Sometimes things don’t work out well. Yeah, it’s true. Some plans in my life runs not like what I expected, but it doesn’t mean my life is ruined. I need to adjust myself and my expectations according to current situation. For telling you the truth, I expected to graduate in this August. Some troubles come out and try me. Then suddenly me lecturer asked me to join a scientific seminar at my university to give a presentation of my research. I was out of blue. Thinking of my defense table has already made me dying. In my defense table day, I’m going to give a presentation in front of three lecturers from my department. How about this scientific seminar again? Many lecturers and many researchers took participated. The first time I got this news, I didn’t know whether to be happy or nervous. The fact is, I was extremely happy and extremely shocked. My body even trembled. What a stupid.

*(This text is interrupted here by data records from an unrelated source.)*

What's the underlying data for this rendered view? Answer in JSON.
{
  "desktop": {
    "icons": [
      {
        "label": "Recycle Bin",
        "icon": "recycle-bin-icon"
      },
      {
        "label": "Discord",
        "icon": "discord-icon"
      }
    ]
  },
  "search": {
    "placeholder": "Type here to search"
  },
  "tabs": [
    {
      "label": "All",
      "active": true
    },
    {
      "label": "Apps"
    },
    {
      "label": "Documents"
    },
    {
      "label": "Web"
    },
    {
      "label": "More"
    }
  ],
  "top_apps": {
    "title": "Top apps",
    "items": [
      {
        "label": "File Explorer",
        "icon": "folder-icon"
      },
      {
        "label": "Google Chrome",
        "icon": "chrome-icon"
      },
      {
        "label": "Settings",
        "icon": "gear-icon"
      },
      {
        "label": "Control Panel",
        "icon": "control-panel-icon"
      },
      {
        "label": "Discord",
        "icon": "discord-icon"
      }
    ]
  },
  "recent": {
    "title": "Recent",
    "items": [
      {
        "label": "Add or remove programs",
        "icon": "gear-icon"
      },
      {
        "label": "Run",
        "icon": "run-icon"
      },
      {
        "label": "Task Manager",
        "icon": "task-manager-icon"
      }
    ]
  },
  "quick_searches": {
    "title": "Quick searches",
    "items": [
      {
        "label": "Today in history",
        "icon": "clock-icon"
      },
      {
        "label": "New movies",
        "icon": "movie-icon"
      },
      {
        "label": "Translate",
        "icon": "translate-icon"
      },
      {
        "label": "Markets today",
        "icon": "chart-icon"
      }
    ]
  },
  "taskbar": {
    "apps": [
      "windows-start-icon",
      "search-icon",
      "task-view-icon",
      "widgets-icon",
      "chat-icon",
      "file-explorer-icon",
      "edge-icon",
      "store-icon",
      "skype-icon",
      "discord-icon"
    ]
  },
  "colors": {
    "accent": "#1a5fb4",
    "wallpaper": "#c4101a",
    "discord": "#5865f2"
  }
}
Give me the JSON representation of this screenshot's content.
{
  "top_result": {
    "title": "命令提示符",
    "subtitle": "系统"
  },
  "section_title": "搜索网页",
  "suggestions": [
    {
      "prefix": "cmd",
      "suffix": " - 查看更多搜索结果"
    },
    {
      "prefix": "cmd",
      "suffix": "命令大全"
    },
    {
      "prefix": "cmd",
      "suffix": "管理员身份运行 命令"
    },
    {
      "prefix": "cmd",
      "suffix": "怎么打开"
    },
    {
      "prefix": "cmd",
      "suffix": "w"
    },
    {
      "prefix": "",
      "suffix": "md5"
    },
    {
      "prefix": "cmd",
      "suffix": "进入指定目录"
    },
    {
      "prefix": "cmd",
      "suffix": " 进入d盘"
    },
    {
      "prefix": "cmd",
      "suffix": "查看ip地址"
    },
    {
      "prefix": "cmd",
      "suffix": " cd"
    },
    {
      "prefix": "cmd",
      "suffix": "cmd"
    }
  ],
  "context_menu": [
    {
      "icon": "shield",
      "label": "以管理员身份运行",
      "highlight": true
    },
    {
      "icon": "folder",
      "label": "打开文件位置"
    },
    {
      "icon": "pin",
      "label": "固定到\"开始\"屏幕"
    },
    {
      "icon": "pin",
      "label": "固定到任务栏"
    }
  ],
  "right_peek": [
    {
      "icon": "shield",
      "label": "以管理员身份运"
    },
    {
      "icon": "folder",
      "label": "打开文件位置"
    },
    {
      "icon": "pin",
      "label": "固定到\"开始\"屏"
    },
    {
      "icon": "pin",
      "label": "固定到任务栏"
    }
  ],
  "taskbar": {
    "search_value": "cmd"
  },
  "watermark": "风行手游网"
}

The deadline was closed. I tried to prepare my slides as simple as possible, but I keep it interesting. Although I have fear with public speaking, I always feel satisfied whenever I overcome this fear. I practiced many times to put my words together. My lecturer gave me a hand by checking and fixing a few parts of my slides. Thank you, bu Diah ^^

Here’s the day. 19th August 2015. Well, I put on eyeliners to make myself a little bit more confident. I was very very very nervous. The room is not as big as I think, but still, the presenters and the professors kinda made me trembling. Hahaha. I don’t even know how many time I took a deep breath to calm myself. When it was my turn, I shouted loudly inside “Aaaaaaaaaaa”. When my slides were opened, a professor asked, “What is scoliosis?” I calmly said that I will explained it in my presentation. I did my presentation calmly without trembling. OMG. I was proud of myself. I usually have my hand trembling at the beginning of presentation no matter I have done many presentations in 4 years. I think I have changed, or it is because of the practices I did. I was so happy that everyone paid attention to my presentation.  My voice was stabile using the microphone. I usually don’t like to use mic because my voice can be super loud.  At the end of my presentation, I remind everyone in the room to raise awareness of scoliosis. Right after I finished my words, I could hear applauses. I received many positive feedbacks. It was absolutely a great moment. I couldn’t stop smiling like a stupid. Lol.

I was amazed. If I weren’t a scolioser, I don’t think I will never ever take this step. Giving a public speaking about my scoliosis was never in my mind since I hated my scoliosis that much. When I try to change and be more open about it, I feel like my life has also been changed. People offer me a hand for my treatment. I have more sincere friends.  I even dare to use scoliosis as my final research paper. If I didn’t dare, I will never get this chance.  It doesn’t matter I will win or not. I’ve tried to bring out the best of me. Of course there are many people who can do far better than me. Life never stops at one point. I can keep learning ^^ Thank you God.

Btw, after finished my presentation, I went back to my faculty and meet Fonds. Today was also her Yudisium day. Yudisium is a kind of graduation celebration in our faculty ^^ Congratulation my dear. I am happy to see you in that black-white suit. Wait to see you on your graduation day!